Emsal Mahkeme Kararı İstanbul Bölge Adliye Mahkemesi 45. Hukuk Dairesi 2020/141 E. 2021/205 K. 24.02.2021 T.

Görüntülediğiniz mahkeme kararı henüz kesinleşmemiştir. Yararlı olması amacıyla eklenmiştir.

T.C.
İSTANBUL
BÖLGE ADLİYE MAHKEMESİ
45. HUKUK DAİRESİ
DOSYA NO: 2020/141
KARAR NO: 2021/205
T Ü R K M İ L L E T İ A D I N A
İ S T İ N A F K A R A R I
İNCELENEN KARARIN
MAHKEMESİ: İSTANBUL 6. ASLİYE TİCARET MAHKEMESİ
ESAS NO: 2017/119 Esas
KARAR NO: 2017/700
KARAR TARİHİ: 17/10/2017
DAVA: İtirazın İptali (Hizmet Sözleşmesinden Kaynaklanan)
KARAR TARİHİ: 24/02/2021
6100 Sayılı Hukuk Muhakemeleri Kanunu’nun 353. Maddesi uyarınca dosya incelendi,
GEREĞİ DÜŞÜNÜLDÜ: DAVA:Davacılar vekili dava dilekçesi ile; davalı şirketin müvekkili … Ltd Şti’nin asistans hizmeti sunan ve diğer müvekkilinin reasürör sıfatı ile yer aldığı, 01/05/2014 tarihli “Seyahat Sigortalarında Reasürans Sözleşmesi”nin taraflar arasında imzalandığı, müvekkilinin sözleşme süresince edimini yerine getirdiği ve davalıya reasürans hizmeti verdiğini, davalının ise aldığı hizmet bedelini ödemediğinden ihtarname keşide edildiğini, buna rağmen ödeme yapmadığından yasal takibe geçildiğini, haksız ve dayanaksız itirazı ile takibi durdurduğunu belirterek itirazın iptali ile takibin devamına ve % 20 den az olmamak üzere inkar tazmanıta ile sorumlu tutulmasına karar verilmesini istemiştir.

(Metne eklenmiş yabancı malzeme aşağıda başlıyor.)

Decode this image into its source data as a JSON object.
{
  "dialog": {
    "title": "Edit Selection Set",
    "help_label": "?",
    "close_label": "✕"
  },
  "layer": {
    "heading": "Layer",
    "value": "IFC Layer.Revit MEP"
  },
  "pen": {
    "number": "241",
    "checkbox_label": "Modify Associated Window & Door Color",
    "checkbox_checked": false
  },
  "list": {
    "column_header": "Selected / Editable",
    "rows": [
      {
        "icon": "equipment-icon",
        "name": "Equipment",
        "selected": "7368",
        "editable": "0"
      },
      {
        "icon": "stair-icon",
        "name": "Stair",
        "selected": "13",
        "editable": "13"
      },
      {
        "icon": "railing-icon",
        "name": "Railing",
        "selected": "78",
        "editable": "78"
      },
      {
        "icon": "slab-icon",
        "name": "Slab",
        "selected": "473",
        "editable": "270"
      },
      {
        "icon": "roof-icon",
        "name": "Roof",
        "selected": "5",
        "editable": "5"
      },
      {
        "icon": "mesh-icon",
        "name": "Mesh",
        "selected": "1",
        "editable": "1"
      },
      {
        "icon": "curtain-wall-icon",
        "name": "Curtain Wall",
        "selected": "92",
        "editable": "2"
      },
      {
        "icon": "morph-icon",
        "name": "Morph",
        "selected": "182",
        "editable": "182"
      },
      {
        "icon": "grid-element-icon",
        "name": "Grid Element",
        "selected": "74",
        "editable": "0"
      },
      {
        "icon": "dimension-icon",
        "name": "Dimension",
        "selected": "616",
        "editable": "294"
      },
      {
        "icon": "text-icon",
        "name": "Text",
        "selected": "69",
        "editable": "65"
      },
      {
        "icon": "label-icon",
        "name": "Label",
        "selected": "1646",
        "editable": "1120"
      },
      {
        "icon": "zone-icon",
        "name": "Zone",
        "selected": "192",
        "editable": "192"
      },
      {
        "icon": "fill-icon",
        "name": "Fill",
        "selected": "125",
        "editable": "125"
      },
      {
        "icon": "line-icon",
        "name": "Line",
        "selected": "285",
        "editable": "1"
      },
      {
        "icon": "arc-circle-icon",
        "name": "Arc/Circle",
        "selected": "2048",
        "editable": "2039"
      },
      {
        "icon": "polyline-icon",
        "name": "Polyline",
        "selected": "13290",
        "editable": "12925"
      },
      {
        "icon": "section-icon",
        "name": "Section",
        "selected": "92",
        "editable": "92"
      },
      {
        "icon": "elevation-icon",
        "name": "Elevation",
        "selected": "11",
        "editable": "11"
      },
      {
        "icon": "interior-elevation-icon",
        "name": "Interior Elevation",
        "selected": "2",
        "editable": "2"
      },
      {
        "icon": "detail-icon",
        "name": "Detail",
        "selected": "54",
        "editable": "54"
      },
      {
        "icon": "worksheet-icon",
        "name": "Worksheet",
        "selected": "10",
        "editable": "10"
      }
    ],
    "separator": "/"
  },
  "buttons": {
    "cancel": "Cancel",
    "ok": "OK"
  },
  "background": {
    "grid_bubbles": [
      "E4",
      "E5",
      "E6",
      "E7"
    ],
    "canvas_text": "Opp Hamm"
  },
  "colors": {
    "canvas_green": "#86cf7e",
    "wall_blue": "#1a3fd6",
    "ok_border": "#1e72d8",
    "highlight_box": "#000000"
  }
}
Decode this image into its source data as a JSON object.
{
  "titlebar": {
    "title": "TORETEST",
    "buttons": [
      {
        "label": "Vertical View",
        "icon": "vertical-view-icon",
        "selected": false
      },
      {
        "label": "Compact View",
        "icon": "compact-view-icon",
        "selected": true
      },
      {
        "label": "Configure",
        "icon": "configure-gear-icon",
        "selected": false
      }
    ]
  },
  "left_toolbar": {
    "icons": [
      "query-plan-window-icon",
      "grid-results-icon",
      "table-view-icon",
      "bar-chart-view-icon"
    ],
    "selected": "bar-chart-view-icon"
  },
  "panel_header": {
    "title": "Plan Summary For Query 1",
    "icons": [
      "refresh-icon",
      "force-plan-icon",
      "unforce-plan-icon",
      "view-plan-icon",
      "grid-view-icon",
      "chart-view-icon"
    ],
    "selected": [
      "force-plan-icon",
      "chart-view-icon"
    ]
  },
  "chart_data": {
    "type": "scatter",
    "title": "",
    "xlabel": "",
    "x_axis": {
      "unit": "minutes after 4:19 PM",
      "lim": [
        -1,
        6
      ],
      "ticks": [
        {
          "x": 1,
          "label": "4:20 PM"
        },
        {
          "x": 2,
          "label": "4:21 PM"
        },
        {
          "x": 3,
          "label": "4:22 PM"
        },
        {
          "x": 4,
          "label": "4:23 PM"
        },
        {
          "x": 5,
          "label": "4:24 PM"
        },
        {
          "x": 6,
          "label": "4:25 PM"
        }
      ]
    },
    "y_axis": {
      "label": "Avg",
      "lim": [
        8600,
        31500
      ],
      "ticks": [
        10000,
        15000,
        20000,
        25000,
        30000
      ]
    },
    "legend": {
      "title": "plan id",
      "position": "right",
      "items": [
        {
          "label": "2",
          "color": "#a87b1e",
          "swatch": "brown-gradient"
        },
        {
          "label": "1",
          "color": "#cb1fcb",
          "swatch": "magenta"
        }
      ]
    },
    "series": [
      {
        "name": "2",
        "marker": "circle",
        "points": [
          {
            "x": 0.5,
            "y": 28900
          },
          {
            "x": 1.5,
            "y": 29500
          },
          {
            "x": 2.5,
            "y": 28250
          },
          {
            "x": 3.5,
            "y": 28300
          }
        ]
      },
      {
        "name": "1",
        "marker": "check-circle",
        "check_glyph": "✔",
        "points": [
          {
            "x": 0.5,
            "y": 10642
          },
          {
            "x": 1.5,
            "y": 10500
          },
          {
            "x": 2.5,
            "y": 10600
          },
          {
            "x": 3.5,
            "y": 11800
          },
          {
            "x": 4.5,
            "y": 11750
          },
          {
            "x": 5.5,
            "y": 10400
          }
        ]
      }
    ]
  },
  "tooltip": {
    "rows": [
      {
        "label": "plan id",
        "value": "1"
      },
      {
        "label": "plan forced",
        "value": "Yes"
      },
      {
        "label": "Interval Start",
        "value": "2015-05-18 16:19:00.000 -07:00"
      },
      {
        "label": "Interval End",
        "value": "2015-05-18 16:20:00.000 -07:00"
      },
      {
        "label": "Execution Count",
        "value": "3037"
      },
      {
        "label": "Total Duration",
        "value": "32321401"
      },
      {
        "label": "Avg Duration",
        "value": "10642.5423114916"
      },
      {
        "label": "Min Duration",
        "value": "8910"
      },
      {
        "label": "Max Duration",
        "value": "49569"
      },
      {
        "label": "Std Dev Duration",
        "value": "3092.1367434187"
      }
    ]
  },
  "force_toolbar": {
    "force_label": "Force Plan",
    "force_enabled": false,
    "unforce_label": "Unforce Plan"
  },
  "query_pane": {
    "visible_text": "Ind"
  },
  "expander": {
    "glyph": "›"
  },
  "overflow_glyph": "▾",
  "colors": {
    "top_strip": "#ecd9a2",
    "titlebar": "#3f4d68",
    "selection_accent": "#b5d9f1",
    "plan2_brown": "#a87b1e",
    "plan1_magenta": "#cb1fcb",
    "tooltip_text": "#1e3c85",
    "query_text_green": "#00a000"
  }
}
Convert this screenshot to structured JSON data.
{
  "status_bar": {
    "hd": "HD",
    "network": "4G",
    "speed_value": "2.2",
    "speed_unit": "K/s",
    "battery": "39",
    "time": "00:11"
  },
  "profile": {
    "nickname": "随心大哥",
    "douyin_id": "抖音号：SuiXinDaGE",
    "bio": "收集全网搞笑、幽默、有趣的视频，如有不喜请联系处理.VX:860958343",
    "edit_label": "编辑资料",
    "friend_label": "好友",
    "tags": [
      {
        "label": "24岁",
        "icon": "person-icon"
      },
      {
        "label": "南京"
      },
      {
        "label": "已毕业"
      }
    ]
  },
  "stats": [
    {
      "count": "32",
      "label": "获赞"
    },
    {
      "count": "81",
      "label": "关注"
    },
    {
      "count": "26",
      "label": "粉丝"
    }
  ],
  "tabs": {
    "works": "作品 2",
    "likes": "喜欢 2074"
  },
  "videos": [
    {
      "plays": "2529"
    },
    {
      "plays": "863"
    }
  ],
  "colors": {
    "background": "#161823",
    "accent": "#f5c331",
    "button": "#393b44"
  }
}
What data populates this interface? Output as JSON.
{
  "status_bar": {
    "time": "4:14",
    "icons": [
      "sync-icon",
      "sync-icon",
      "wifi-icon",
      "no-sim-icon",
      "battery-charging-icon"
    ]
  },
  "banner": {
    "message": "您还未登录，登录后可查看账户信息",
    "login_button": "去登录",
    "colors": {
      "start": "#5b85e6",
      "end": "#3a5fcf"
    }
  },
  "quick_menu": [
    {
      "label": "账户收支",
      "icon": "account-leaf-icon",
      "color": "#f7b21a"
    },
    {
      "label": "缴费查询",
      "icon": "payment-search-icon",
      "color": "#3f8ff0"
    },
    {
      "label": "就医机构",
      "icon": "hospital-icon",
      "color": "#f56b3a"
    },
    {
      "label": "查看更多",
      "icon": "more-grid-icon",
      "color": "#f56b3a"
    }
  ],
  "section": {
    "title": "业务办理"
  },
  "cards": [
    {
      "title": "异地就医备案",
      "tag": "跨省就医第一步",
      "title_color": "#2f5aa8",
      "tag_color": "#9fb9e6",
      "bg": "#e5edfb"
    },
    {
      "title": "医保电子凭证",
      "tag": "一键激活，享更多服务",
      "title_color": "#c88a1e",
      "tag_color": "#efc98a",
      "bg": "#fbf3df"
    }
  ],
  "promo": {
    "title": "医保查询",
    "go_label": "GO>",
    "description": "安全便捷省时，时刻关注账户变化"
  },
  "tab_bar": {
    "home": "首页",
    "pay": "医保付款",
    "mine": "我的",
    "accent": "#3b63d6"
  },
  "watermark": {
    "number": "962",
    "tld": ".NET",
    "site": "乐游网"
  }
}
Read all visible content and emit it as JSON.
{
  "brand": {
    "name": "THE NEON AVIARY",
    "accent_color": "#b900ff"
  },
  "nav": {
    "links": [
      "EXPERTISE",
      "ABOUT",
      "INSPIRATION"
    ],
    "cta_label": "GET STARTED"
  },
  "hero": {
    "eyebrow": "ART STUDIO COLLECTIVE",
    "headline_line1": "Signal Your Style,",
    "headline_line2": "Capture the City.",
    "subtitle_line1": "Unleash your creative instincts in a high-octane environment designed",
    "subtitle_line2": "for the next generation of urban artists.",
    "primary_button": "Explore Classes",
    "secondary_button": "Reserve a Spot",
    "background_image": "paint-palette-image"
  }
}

CEVAP: Davalı cevap dilekçesi sunmamış, duruşmaya da katılmamıştır.
İLK DERECE MAHKEMESİ KARARI Mahkemece, ” Taraflar arasında bağıtlanan 01/05/2014 tarihli “Seyahat Sigortalarında Reasürans Sözleşmesi ” kapsamında davacılar tarafından davalıya reasürans hizmeti sunulduğu, hizmet bedelinin ödenmemesi üzerine e-mail yoluyla davalıya gönderilen hesap muavin bakiyesinin davalının kabulünde ve mutabık oldukları konusunda davalı şirket adına … tarafından gönderilen 26/12/2016 tarihli yazışma örneğine göre, dava konusu alacağın davalının kabulünde olduğu, HMK’nun 222/5.maddesi hükmüne uygun şekilde davalıya uyarılı tebligat yapılmasına rağmen ticari defterlerini incelemede hazır bulundurmadığından davacı iddiasını kabul etmiş sayılması gerektiği ve buna göre, takip tarihi itibariyle, davacıların davalıdan verilen hizmet karşılığında toplam 443.460,44 TL tutarında alacaklı olduğu belirlendiği gerekçesiyle” davanın kabulü ile davalının itirazının iptali ve takibin devamına, davacı alacağı likit nitelikte olup, davalının itirazında haksız bulunduğundan İ.İ.K.nun 67/2. maddesi hükmü gereğince takdiren tespit edilen miktarın % 20’si oranında icra inkar tazminatı ile sorumlu tutulması karar verilmiştir.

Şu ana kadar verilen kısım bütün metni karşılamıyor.